Generation of Sample

 

A project and at least one cell for that project must exist to generate sample. Generation is a two-step process. The first step involves reviewing detailed information about the set of exchanges that define the sampling frame. In the first step, the "weight" or Measure of Size (MOS) of the sampling frame can be altered, and the working bank threshold (number of known listings per working bank) for the set of exchanges can be adjusted. The information gathered here is used in the second step of the generation process, where the amount of sample to be generated and the method of generation are specified, along with other parameters.

 

To generate sample, click the Generate button .

 

-- or --

 

On the Generate menu, click Random.

 

 

A Cell Statistics dialog box opens.

 

 

 

This is the first of two dialog boxes contained in the generation routine. The cells displayed belong to the current project. To generate sample for a cell, cell statistics must first be calculated for that cell.

 

Calculate Cell Statistics

 

To select a cell from the Cells list, either double-click it, or click it and then click Calculate . This calculates the cell statistics, which are known (and referred to) collectively as the Hit Rates, or the Hit Rate table.

 

 

The Hit Rate table provides estimated Household Hit Rates (and incidence rates for targeted and small-area frames) for RDD and MOD1, the two Virtual Genesys generation methods. The hit rates will vary based on the MOS used and the method of generation selected.
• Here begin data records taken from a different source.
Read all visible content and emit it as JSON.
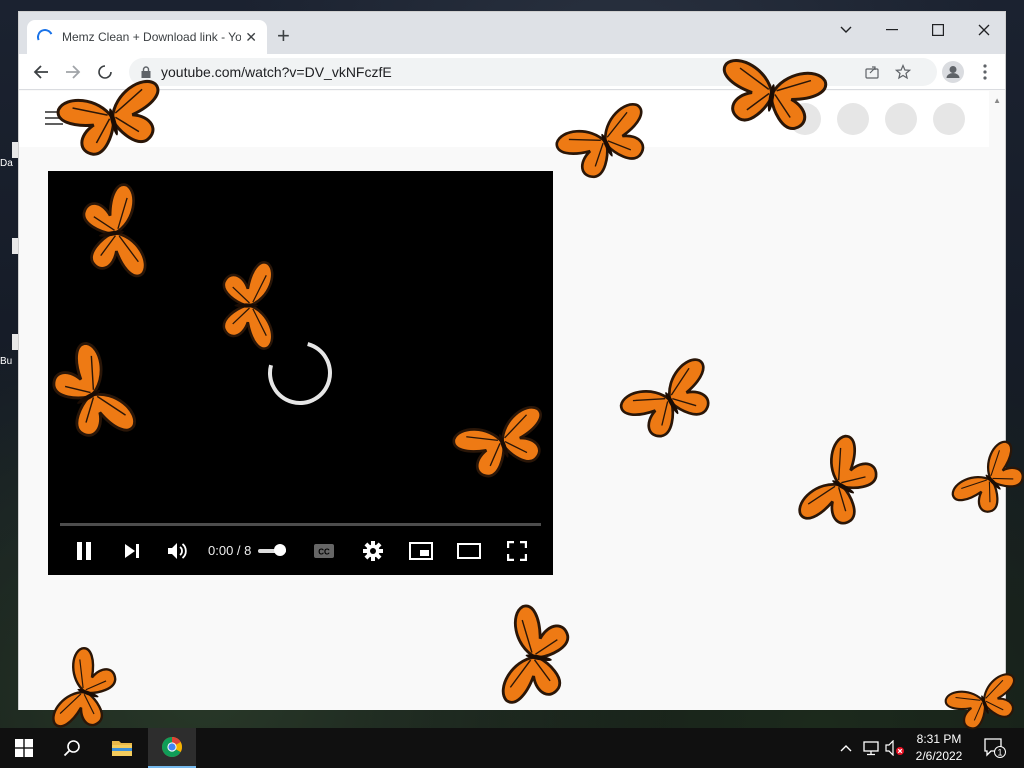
{
  "desktop": {
    "icon_labels": [
      "Da",
      "Bu"
    ]
  },
  "browser": {
    "tab_title": "Memz Clean + Download link - YouTube",
    "tab_close": "✕",
    "new_tab": "+",
    "url": "youtube.com/watch?v=DV_vkNFczfE",
    "window_controls": {
      "dropdown": "⌄",
      "minimize": "—",
      "maximize": "☐",
      "close": "✕"
    }
  },
  "player": {
    "time": "0:00 / 8"
  },
  "taskbar": {
    "time": "8:31 PM",
    "date": "2/6/2022",
    "notification_count": "1"
  },
  "colors": {
    "butterfly_wing": "#ee7a14",
    "butterfly_edge": "#2a1608",
    "chrome_blue": "#1a73e8"
  }
}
Refer to Genesys Sampling System Methodology (Marketing Systems Group, REV. 8/97) for a detailed description of the generation methodologies and the affects of adjusting the Measure of Size.

 

The first part of the Hit Rate table consists of four columns of data grouped under Total Households.

 

 

These figures are an estimate of the percentage of the generated sample that will yield a household contact, prior to any additional screening. The four columns in the Hit Rate table are divided into one set of Any and Target columns under Total HH as MOS and another set of Any and Target columns under Target HH as MOS. (HH stands for households.)

 

Total HH as MOS

 

Any: Represents an estimated percentage of the sample that is composed of households. For MOD1, the MOS is Total Households.

 

Target: Represents an estimated percentage of the sample that will be a specific type of household based on the MOS. For MOD1, the MOS is Total Households. (For example, the exchanges are sampled based on the number of Total Households they serve.)

 

Target HH as MOS

 

Any: Represents an estimated percentage of the sample that is composed of households. For the Modified Methods, the MOS is Target Households, and the exchanges are sampled based on the number of Target Households they serve.

 

Target: Represents an estimated percentage of the sample that will not only be a household, but will also be the type of household specified. For the modified methods, the MOS is Target Households, and the exchanges are sampled based on the number of Target Households they serve.

 

The second section of the Hit Rate table shows the Maximum Sample Yields for each generation method.

 

 

This is the maximum number of 10-digit phone numbers that can be generated from the selected cell. The maximum sample yields vary based on the generation method used (RDD or MOD1) and whether the MOS is Total Households (Any) or Target Households. With the RDD method, the Maximum Sample Yields are always based on the total number of working banks. This figure is calculated by multiplying Working Banks by 100.

 

With MOD1 method, the Maximum Sample Yields will always be less than with the RDD method, because telephone numbers have unequal probabilities of selection with these methodologies.

 

The third part of the table displays exchange and household information for the selected cell.

 

Number of Exchanges in Sampling Frame: Total number of exchanges for the selected cell, based on the defined geographic/demographic parameters and Working Bank Threshold. The sample will be generated from this set of exchanges.

 

Number of Exchanges to be Sampled: Total number of exchanges still included in the sampling frame after the Working Bank Threshold has been applied, as well as any cutoffs. The sample will be generated from these exchanges.

 

Number of Total HHs: Estimated number of total households served by the exchanges for the selected cell.

 

Number of Target HHs: If the MOS is not total households, then this figure represents the total number of target households for the selected cell as defined by the MOS.

 

Number of Working Banks: Total number of 100-series banks that are considered working for the selected cell.

 

Working Bank Threshold (also known as bank density): Number of listed households that a 100-series bank must contain for that bank to be considered a Working Bank.

 

Adjust the MOS for a Cell

 

After the cell statistics have been calculated, the MOS can be altered. Such changes should be made carefully based on the objectives of the project, as they can have a serious impact on the sample produced. The default MOS for MOD1 is Total Households. If a demographic overlay has been applied to a cell, the MOS will be calculated based on that overlay and will be reflected in the Measure of Size group box at the top of the Cell Statistics dialog box.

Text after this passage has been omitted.